Lisette Oropesa et Ludovic Tézier à Gstaad, comme un Noël après l'heure
Dans un festival où les artistes de très haut rang se succèdent (dont Jonathan Tetelman, lire notre compte-rendu), viennent donc en une nouvelle douce soirée se présenter, dans l’église clunisienne de Rougemont, Lisette Oropesa, robe rouge et sourire franc, et Ludovic Tézier, costume sombre et regard perçant. Vedettes, et habitués à courir le monde, ces deux « L » sont bel et bien là, pour faire s’envoler un public déjà conquis vers de hauts sommets émotionnels. Le tout avec un programme d’une puissante intensité lyrique, convoquant Donizetti (Lucia di Lammermoor et le grand duo de l’acte II), Ravel (Chanson romanesque pour lui, Vocalise-étude en forme de Habanera pour elle), Delibes, Meyerbeer (« Robert toi que j’aime », de Robert le Diable), Offenbach et bien sûr Verdi (Rigoletto et Traviata). Autant de compositeurs dont, depuis tant d’années, les intérêts sont si passionnément servis par ces deux interprètes qui dépassent ici allègrement le cadre d’un récital (ou qui contribuent à lui rendre ses lettres de noblesse) : il s’agit de chanter, bien sûr, mais aussi, et surtout, d’incarner. Incarner Lucia, Violetta, Gilda, et puis Enrico, Giorgio, Rigoletto.

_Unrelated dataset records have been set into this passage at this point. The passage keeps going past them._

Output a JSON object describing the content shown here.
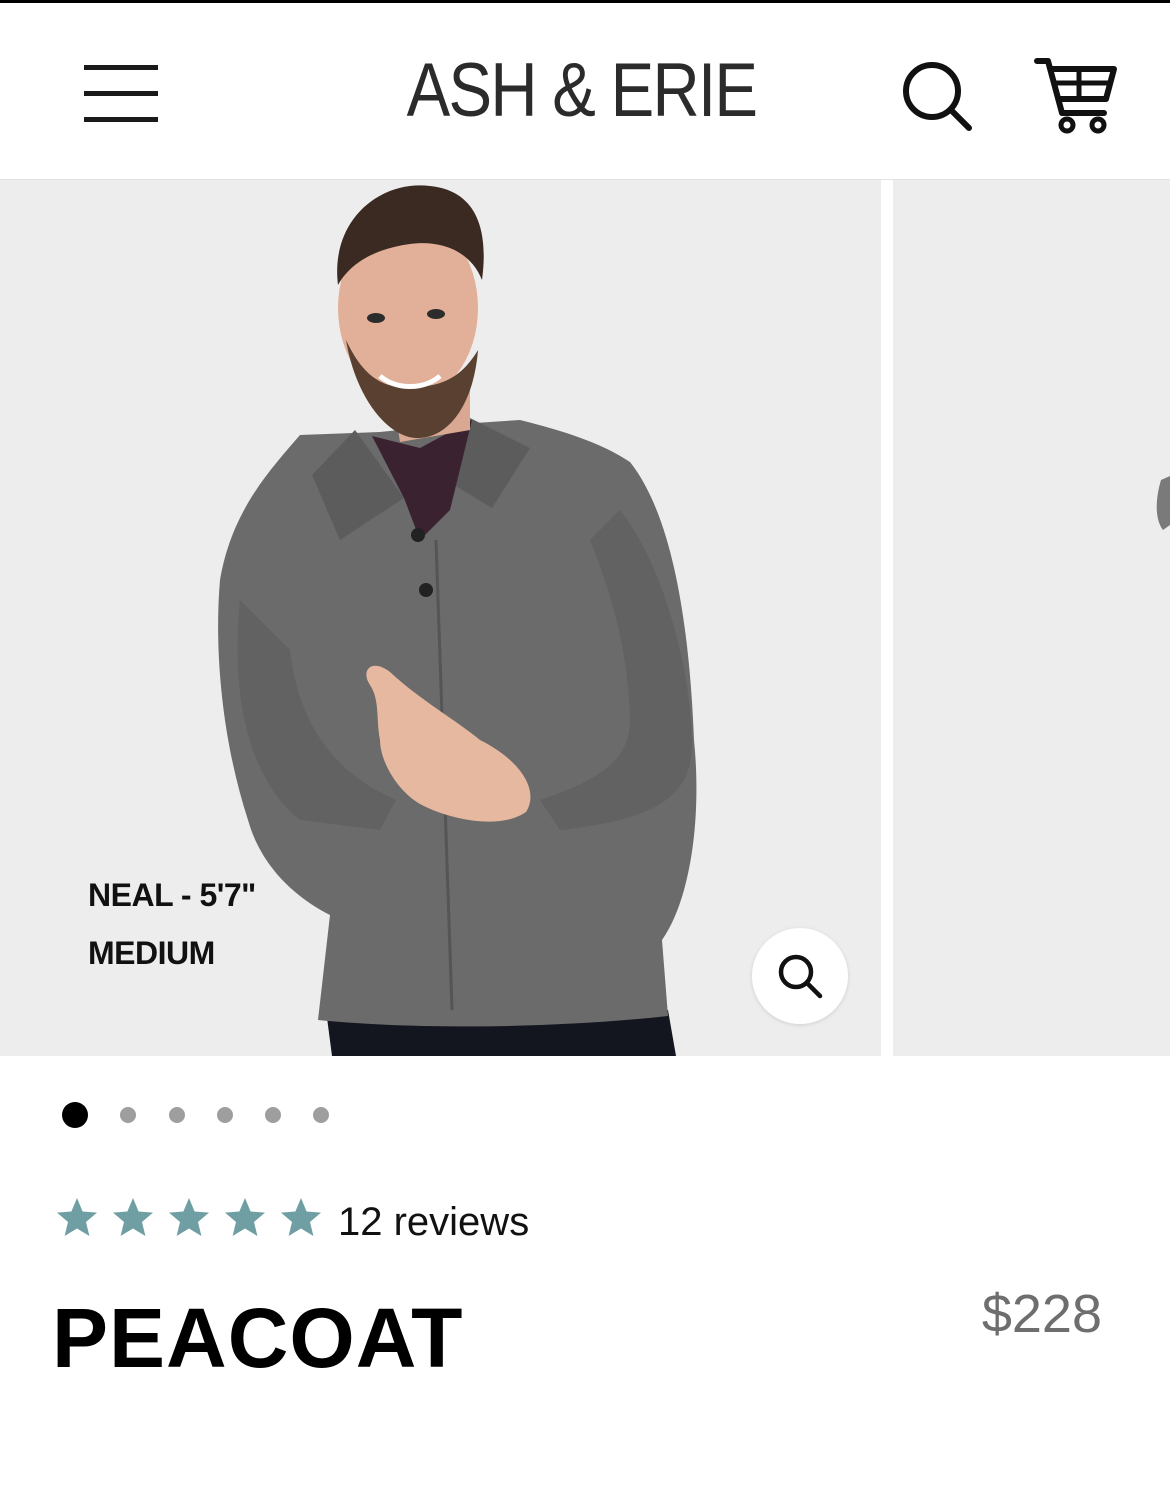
{
  "header": {
    "brand": "ASH & ERIE",
    "icons": {
      "menu": "hamburger-menu-icon",
      "search": "search-icon",
      "cart": "shopping-cart-icon"
    }
  },
  "gallery": {
    "model_caption_line1": "NEAL - 5'7\"",
    "model_caption_line2": "MEDIUM",
    "image_count": 6,
    "active_index": 0,
    "zoom_icon": "magnify-icon"
  },
  "product": {
    "rating": 5,
    "rating_max": 5,
    "reviews_label": "12 reviews",
    "name": "PEACOAT",
    "price": "$228"
  },
  "colors": {
    "star": "#6f9fa3",
    "image_bg": "#ededed",
    "coat": "#6a6a6a",
    "price": "#6e6e6e"
  }
}
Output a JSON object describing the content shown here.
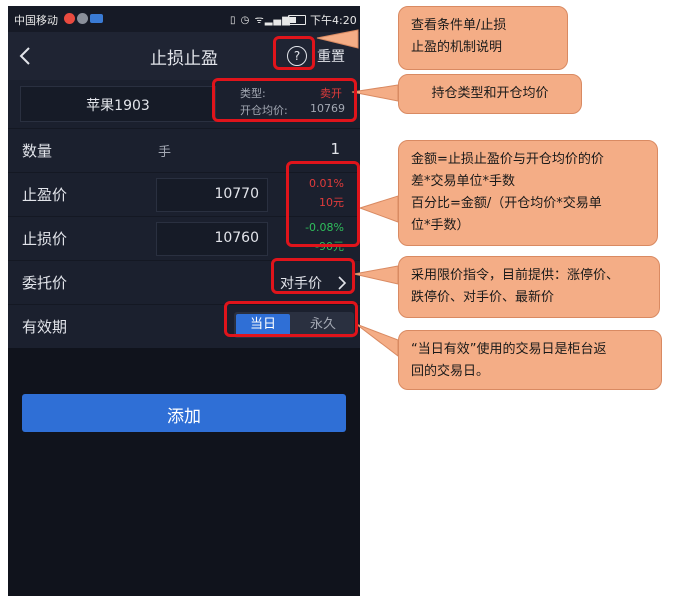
{
  "status_bar": {
    "carrier": "中国移动",
    "time": "下午4:20"
  },
  "nav": {
    "title": "止损止盈",
    "help_icon": "?",
    "reset_label": "重置"
  },
  "contract": {
    "name": "苹果1903",
    "type_label": "类型:",
    "type_value": "卖开",
    "avg_label": "开仓均价:",
    "avg_value": "10769"
  },
  "quantity": {
    "label": "数量",
    "unit": "手",
    "value": "1"
  },
  "take_profit": {
    "label": "止盈价",
    "value": "10770",
    "percent": "0.01%",
    "amount": "10元"
  },
  "stop_loss": {
    "label": "止损价",
    "value": "10760",
    "percent": "-0.08%",
    "amount": "-90元"
  },
  "order_price": {
    "label": "委托价",
    "value": "对手价"
  },
  "validity": {
    "label": "有效期",
    "options": [
      "当日",
      "永久"
    ],
    "selected": "当日"
  },
  "add_button": "添加",
  "annotations": {
    "help": [
      "查看条件单/止损",
      "止盈的机制说明"
    ],
    "position": "持仓类型和开仓均价",
    "amount": [
      "金额=止损止盈价与开仓均价的价",
      "差*交易单位*手数",
      "百分比=金额/（开仓均价*交易单",
      "位*手数）"
    ],
    "order": [
      "采用限价指令，目前提供：涨停价、",
      "跌停价、对手价、最新价"
    ],
    "validity": [
      "“当日有效”使用的交易日是柜台返",
      "回的交易日。"
    ]
  },
  "colors": {
    "phone_bg": "#1b202e",
    "accent": "#2f6fd6",
    "highlight": "#e0141b",
    "callout": "#f4ad86",
    "profit": "#e23b3b",
    "loss": "#2fbe5c"
  }
}
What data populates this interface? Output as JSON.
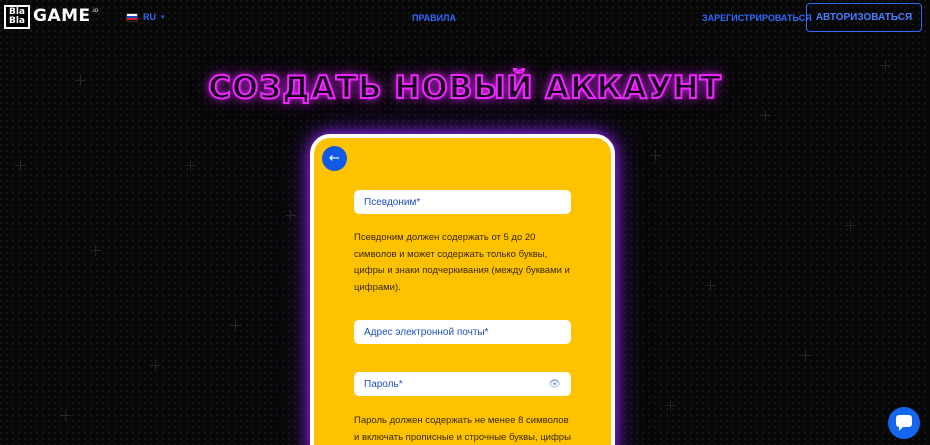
{
  "header": {
    "logo_box_line1": "Bla",
    "logo_box_line2": "Bla",
    "logo_text": "GAME",
    "logo_suffix": ".io",
    "language": "RU",
    "rules_label": "ПРАВИЛА",
    "register_label": "ЗАРЕГИСТРИРОВАТЬСЯ",
    "login_label": "АВТОРИЗОВАТЬСЯ"
  },
  "page": {
    "title": "СОЗДАТЬ НОВЫЙ АККАУНТ"
  },
  "form": {
    "back_icon": "←",
    "nickname_placeholder": "Псевдоним*",
    "nickname_hint": "Псевдоним должен содержать от 5 до 20 символов и может содержать только буквы, цифры и знаки подчеркивания (между буквами и цифрами).",
    "email_placeholder": "Адрес электронной почты*",
    "password_placeholder": "Пароль*",
    "eye_icon": "👁",
    "password_hint": "Пароль должен содержать не менее 8 символов и включать прописные и строчные буквы, цифры"
  },
  "colors": {
    "accent_blue": "#2f6bff",
    "card_yellow": "#ffc200",
    "title_magenta": "#ee27ff",
    "flag": [
      "#ffffff",
      "#1c47d1",
      "#e0201f"
    ]
  },
  "icons": {
    "back": "arrow-left-icon",
    "eye": "eye-icon",
    "chat": "chat-icon",
    "caret": "chevron-down-icon"
  }
}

Le concert est aussi l'occasion de retrouver le duo dans la peau d’Hamlet et d'Ophélie (qu’ils incarnaient ensemble l’an passé à Bastille), avec un délicieux « Doute de la lumière », plaçant plus que jamais cette belle soirée sous les meilleurs auspices lyriques.
Et d’abord, donc, c’est à deux que s’illustrent les invités du soir, qui d’emblée imposent leur charisme et leur magnétisme à portée de souffle de l’auditoire. Elle, avec sa voix d’une grande pureté, à la ligne infaillible et aux aigus célestes, qui restitue toute l’intensité de Violetta les bras en croix, les yeux regardant haut et loin, avec une voix solaire et expressive lustrée par les teintes du déchirement, tel dans le « Dite alla giovine » tout en touchante éploration.
Lui, avec cette autorité sonore à faire vibrer les murs (et les cœurs), cette rondeur de timbre, ces graves immenses et cette projection toujours aussi saillante. En Giorgio, en Rigoletto, c’est un baryton aux traits de patriarche qui se déploie dans l’autorité comme la douceur, avec une tessiture aussi ample et charpentée que les chalets environnants. Deux voix qui se répondent et qui s’unissent pour culminer en des hauteurs impressionnantes de musicalité et d’intensité dramatique.
Les solos respectifs constituent des instants non moins appréciés et captivent tout aussi visiblement l’assistance. La soprano tisse son soyeux vibrato et une radieuse richesse de timbre. Le baryton déploie une émission plus large et ardente encore, le volume sonore n’empêchant pas, ici et là, l’emploi de distinguées demi-teintes venues parer sa ligne de chant.
Ces duos et solos bénéficient aussi pleinement de la contribution du pianiste Alessandro Praticò, impeccable accompagnateur au jeu de mains aussi grâcieux que bondissant au besoin, et d’un sens du juste rythme et de la nuance idoine en symbiose avec les deux voix du soir.
C’est bien ainsi un trio uni de bout en bout, qui se fend en bis d’un ravissant extrait des Noces de Figaro (« Crudel! Perché Finora »), que le public vient saluer fort chaleureusement, manifestant sa chance d’avoir pu assister à une soirée qui, sans nul doute, fera date dans l’histoire du festival.